ASSOCIAÇÃO SOB SUSPEITA
Justiça manda auditar contas do Shopping Popular de Cuiabá após denúncias
Muvuca Popular
A Justiça de Cuiabá determinou a realização de uma auditoria contábil nas finanças da Associação dos Camelôs do Shopping Popular, após suspeitas de falhas na gestão administrativa e financeira da entidade. A decisão foi proferida pelo juiz Jamilson Haddad Campos, que também ordenou a apresentação de uma série de documentos financeiros pela associação.
A medida atende a uma ação movida pela comerciante Benedita Florência da Silva, integrante da entidade, que questiona a condução da diretoria nos últimos anos. Entre os principais pontos levantados estão possíveis falhas de planejamento financeiro, ausência de transparência na prestação de contas e decisões tomadas sem a devida participação dos associados.

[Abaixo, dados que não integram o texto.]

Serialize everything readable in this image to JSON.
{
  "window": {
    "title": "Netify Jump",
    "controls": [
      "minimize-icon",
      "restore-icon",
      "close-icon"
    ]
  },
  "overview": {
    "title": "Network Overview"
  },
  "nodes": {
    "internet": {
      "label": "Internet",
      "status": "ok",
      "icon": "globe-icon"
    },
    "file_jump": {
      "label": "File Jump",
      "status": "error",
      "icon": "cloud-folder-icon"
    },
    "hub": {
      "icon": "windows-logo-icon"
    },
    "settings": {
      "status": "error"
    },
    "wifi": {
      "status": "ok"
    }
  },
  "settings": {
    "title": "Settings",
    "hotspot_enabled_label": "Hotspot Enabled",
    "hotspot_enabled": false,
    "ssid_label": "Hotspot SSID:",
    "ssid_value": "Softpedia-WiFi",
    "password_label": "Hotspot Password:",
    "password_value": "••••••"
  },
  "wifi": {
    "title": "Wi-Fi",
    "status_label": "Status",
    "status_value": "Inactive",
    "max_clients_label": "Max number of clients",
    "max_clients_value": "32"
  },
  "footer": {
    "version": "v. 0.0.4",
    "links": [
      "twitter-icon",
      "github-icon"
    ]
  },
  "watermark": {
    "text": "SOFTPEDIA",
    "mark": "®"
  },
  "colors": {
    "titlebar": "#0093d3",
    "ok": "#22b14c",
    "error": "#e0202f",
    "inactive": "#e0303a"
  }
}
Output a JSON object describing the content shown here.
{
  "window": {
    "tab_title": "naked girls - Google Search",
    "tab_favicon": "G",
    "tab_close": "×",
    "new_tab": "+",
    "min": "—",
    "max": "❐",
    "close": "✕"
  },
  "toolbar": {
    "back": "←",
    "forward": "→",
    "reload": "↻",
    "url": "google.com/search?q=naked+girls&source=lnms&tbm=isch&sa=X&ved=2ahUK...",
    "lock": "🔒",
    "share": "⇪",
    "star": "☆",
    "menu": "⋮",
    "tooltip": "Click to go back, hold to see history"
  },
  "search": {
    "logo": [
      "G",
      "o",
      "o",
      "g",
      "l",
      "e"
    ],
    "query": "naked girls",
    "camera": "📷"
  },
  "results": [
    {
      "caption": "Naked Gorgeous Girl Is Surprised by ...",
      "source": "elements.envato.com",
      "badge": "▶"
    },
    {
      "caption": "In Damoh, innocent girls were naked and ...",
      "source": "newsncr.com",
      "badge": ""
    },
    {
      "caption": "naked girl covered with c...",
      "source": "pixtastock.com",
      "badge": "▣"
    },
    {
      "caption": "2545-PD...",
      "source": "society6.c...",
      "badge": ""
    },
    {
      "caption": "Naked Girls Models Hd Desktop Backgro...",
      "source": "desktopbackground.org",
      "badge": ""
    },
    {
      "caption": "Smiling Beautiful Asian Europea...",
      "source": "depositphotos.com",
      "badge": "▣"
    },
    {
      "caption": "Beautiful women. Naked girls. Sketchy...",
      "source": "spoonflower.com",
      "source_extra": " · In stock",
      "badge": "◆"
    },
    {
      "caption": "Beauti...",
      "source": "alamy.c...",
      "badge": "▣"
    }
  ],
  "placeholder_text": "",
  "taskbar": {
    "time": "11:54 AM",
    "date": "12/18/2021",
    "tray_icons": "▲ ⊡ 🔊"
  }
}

De acordo com o processo, a gestão, liderada pelo ex-vereador Misael Galvão, é alvo de críticas por não ter adotado medidas preventivas, como a contratação de seguro patrimonial ou a formação de reservas financeiras. A situação teria se agravado após o incêndio que atingiu o centro comercial em 2024, quando, segundo a autora, não havia recursos disponíveis em caixa para lidar com os prejuízos.
Outro ponto questionado é a cobrança de um rateio milionário entre os associados, que, conforme a ação, teria sido imposto sem aprovação formal em assembleia e sem apresentação detalhada das contas.
Apesar de a associação alegar que as contas já foram aprovadas em reunião realizada em 2025, o magistrado entendeu que ainda há dúvidas sobre a regularidade desse processo, especialmente quanto ao acesso prévio dos membros aos documentos financeiros. Por isso, rejeitou o argumento de que o caso estaria encerrado.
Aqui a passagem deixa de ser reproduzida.